La question du respect de la vie privée

Si côté employeur la justification est d’améliorer la sécurité et la productivité de ses employés, le système n’en reste pas moins très invasif. Il pose également la question d’un transfert de la responsabilité de l’employé vers l’entreprise. En légitimant ce contrôle sur la vie des employés, on admet que ces derniers sont incapables de conserver une hygiène de vie compatible avec leur activité professionnelle et qu’il faut donner la possibilité aux entreprises de se substituer à eux. Outre une déresponsabilisation des individus et l’inscription de cette tendance dans le culte de la performance qui marque notre époque, cette évolution donnerait aussi la possibilité aux employeurs d’exercer une forme de censure sur la vie de leurs employés.
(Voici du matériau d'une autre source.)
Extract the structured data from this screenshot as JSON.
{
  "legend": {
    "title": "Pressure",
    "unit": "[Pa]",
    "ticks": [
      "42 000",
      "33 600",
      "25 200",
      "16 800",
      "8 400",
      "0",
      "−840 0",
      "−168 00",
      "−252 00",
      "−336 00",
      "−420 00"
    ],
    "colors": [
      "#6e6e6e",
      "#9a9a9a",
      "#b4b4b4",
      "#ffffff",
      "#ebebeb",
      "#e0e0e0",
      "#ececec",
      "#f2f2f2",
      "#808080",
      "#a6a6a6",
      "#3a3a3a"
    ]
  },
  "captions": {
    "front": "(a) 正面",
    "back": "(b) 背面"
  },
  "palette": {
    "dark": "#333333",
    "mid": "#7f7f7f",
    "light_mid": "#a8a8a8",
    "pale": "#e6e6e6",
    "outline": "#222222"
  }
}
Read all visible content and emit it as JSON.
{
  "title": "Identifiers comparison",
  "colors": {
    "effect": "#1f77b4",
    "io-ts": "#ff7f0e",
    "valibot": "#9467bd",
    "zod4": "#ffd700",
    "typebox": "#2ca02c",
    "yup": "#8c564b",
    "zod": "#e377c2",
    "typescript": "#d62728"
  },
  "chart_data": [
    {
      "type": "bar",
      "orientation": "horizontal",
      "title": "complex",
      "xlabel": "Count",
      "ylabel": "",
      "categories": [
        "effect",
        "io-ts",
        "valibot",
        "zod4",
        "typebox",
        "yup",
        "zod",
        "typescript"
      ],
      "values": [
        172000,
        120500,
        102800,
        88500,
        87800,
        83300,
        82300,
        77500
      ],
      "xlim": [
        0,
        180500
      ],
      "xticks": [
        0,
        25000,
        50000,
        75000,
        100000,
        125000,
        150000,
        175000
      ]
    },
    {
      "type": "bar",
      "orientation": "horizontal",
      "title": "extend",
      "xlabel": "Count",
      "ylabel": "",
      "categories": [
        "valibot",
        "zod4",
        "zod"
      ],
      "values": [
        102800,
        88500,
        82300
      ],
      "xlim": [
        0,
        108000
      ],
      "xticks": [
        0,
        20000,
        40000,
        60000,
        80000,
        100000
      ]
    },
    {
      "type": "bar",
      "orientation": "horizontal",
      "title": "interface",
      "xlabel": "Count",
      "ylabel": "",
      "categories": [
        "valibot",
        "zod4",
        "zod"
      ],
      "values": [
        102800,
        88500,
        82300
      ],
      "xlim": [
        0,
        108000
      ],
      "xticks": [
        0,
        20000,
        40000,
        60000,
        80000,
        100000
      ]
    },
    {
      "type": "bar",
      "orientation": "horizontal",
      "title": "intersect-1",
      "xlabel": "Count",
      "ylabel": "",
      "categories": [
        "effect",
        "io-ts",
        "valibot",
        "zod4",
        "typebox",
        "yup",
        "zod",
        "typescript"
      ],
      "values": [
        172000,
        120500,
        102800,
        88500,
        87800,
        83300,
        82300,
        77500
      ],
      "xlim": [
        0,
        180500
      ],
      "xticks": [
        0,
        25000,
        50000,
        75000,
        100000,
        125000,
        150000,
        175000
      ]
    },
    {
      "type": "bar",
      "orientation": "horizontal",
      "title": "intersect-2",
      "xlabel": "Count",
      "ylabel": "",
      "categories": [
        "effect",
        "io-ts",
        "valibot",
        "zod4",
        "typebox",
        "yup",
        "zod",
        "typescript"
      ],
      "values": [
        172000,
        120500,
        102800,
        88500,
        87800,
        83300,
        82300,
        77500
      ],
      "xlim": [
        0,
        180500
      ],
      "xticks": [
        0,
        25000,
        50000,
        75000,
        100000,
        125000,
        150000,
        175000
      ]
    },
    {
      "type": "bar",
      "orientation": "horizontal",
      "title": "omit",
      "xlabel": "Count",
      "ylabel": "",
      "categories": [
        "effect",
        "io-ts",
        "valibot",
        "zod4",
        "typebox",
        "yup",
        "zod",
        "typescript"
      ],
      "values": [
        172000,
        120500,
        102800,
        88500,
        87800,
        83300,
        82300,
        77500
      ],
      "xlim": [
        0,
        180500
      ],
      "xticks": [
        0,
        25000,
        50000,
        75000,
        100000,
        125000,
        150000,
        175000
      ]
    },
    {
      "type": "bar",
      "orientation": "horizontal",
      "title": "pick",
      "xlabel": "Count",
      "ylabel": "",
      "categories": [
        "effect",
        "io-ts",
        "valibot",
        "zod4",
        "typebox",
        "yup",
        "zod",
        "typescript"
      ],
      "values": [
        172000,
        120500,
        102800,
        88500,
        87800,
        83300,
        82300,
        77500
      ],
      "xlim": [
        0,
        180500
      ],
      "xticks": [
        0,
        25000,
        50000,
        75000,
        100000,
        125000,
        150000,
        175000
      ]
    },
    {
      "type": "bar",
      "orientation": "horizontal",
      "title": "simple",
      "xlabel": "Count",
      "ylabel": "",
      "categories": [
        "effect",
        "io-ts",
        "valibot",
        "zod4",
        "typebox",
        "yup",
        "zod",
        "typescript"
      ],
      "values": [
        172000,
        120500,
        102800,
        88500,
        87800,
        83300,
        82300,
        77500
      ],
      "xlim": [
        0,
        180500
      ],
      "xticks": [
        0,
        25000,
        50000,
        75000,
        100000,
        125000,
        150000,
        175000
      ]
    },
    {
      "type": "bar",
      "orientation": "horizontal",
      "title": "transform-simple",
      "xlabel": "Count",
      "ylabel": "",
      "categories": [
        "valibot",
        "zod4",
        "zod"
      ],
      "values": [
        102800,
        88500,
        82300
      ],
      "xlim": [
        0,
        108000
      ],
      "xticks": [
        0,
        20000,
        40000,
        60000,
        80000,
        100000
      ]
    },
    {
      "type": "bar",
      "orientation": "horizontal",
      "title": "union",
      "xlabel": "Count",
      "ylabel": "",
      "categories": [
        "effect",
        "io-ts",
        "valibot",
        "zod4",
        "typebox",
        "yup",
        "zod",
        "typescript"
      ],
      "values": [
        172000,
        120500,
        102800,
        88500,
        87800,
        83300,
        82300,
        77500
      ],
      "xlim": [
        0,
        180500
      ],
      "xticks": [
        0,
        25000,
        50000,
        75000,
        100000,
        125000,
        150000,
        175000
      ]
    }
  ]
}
Dans une tribune récente publiée dans Forbes, Cédric Hutchings, le co-fondateur du fabricant français d’objets connectés Withings, pose la question de la surveillance du sommeil par les employeurs. Se fondant sur une étude de l’association américaine, National Sleep Foundation, il explique que les troubles du sommeil pourrait coûter près de 100 milliards de dollars par an à l’économie mondiale. Il n’évacue pas dans son analyse le problème du respect de la vie privée tant le sommeil touche à l’intime d’une personne. Et il se veut rassurant en expliquant que chez Withings les données sont analysées en respectant l’anonymat des utilisateurs et en les agrégeant pour éviter les recoupements qui permettraient de reconnaître une personne. Et d’une certaine manière on peut objecter qu’en s’équipant, à titre personnel, d’objets connectés, on consent déjà à partager des données privées avec les fournisseurs de ces services. Mais la mise à disposition de ces mêmes données aux employeurs conduirait à franchir une autre étape. Celle d’un contrôle des entreprises sur les vies de ses employés. Une version moderne de l’esclavage. Sans se livrer à un combat d’arrière-garde qui conduirait à interdire cet usage des objets connectés, il serait temps que le législateur s’empare de ce sujet pour éviter les dérives.